The events of autumn continued to erode support for Nixon. In September the Harris Survey found that 31 percent of Americans believed Nixon should resign; by November the figure had jumped to 43 percent. The survey also revealed that between September and November the percentage of Americans who disapproved of the president’s handling of the Watergate tapes had increased from 71 percent to 83 percent.42

Equally graphic and threatening to the Nixon presidency was the steady increase among Nixon supporters who no longer found him credible. Their criticism was specific and expressed a common sense difficult to refute. From Kansas, the Emporia Gazette asked, “How much more does the President expect his supporters to endure? . . . Many of us out in the far-flung parts of the nation have had enough. If he is innocent, he should reverse his course and cooperate wholeheartedly with all the people who are investigating the Watergate mess—the Senate Committee, the Special Prosecutor, the grand jury—everybody.”43 From Columbia, South Carolina, the State asked, “Will the incredible series of events involving the President and the Watergate affair never end?
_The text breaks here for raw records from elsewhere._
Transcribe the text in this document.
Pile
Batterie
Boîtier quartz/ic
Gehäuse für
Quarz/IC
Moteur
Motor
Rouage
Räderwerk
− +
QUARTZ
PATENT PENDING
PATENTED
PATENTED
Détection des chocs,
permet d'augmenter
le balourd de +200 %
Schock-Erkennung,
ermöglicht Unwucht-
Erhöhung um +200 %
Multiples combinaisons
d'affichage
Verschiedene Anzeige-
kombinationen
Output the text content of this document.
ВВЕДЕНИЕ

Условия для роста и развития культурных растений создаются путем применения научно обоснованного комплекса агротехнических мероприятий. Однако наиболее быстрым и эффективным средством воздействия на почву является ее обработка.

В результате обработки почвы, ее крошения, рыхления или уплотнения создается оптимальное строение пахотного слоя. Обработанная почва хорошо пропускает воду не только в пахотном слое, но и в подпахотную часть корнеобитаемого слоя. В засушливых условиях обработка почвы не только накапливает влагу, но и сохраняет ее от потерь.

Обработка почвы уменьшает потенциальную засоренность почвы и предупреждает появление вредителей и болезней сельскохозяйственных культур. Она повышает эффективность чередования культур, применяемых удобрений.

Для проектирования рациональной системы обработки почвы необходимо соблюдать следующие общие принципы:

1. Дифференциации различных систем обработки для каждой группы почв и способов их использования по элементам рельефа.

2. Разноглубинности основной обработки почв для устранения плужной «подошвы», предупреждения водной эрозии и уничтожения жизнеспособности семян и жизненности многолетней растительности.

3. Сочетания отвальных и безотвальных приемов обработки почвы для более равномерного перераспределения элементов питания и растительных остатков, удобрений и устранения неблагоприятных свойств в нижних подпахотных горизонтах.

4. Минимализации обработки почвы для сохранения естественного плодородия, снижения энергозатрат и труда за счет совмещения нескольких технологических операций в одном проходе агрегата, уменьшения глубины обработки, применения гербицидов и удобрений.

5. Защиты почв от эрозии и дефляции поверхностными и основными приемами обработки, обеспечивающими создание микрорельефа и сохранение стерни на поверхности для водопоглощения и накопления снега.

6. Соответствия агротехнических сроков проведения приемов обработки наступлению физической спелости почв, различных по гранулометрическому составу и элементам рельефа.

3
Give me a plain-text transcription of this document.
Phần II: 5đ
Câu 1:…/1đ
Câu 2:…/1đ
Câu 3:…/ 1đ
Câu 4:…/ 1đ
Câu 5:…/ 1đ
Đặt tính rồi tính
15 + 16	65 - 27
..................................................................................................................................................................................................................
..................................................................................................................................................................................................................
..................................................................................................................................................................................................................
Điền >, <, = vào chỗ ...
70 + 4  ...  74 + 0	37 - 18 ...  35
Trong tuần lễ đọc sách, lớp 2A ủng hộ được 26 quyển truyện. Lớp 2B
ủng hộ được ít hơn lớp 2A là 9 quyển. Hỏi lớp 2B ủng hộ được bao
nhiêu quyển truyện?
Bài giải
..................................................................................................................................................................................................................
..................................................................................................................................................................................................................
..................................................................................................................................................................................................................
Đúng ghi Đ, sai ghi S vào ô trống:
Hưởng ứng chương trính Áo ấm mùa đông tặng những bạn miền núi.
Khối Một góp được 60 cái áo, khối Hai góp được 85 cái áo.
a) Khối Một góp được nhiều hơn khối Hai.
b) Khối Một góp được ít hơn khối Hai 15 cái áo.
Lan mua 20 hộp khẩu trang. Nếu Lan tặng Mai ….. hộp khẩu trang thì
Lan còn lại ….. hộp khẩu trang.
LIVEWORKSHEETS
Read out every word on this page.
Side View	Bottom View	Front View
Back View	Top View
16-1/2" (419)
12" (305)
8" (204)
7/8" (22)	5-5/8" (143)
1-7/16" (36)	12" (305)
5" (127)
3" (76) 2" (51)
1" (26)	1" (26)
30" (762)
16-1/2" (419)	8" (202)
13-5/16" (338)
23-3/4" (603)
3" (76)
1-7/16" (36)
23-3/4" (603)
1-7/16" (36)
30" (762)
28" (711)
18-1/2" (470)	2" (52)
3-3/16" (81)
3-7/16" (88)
We devoutly want to believe in the President and in what he says and does. But at every turn, after yielding to him the benefit of doubt, a subsequent event surfaces to wring out his credibility again.”44 The Wall Street Journal commented that “in general, though, the press coverage of Watergate has been repeatedly and massively vindicated by events. The press did not invent the burglary, nor did it imagine the cover-up.”45

Nixon’s refusal to release the tapes placed him in defiance of the positions of a growing number of Republican newspapers and politicians, the majority of Americans, and the unanimous membership of the Senate Watergate Committee. The country already had heard Republican calls for impeachment, were Nixon to defy a court order to release the tapes. The president could delay the court order with various stratagems, but the reaction to the Saturday Night Massacre demonstrated beyond any doubt that he eventually would have to obey the court and relinquish the tapes.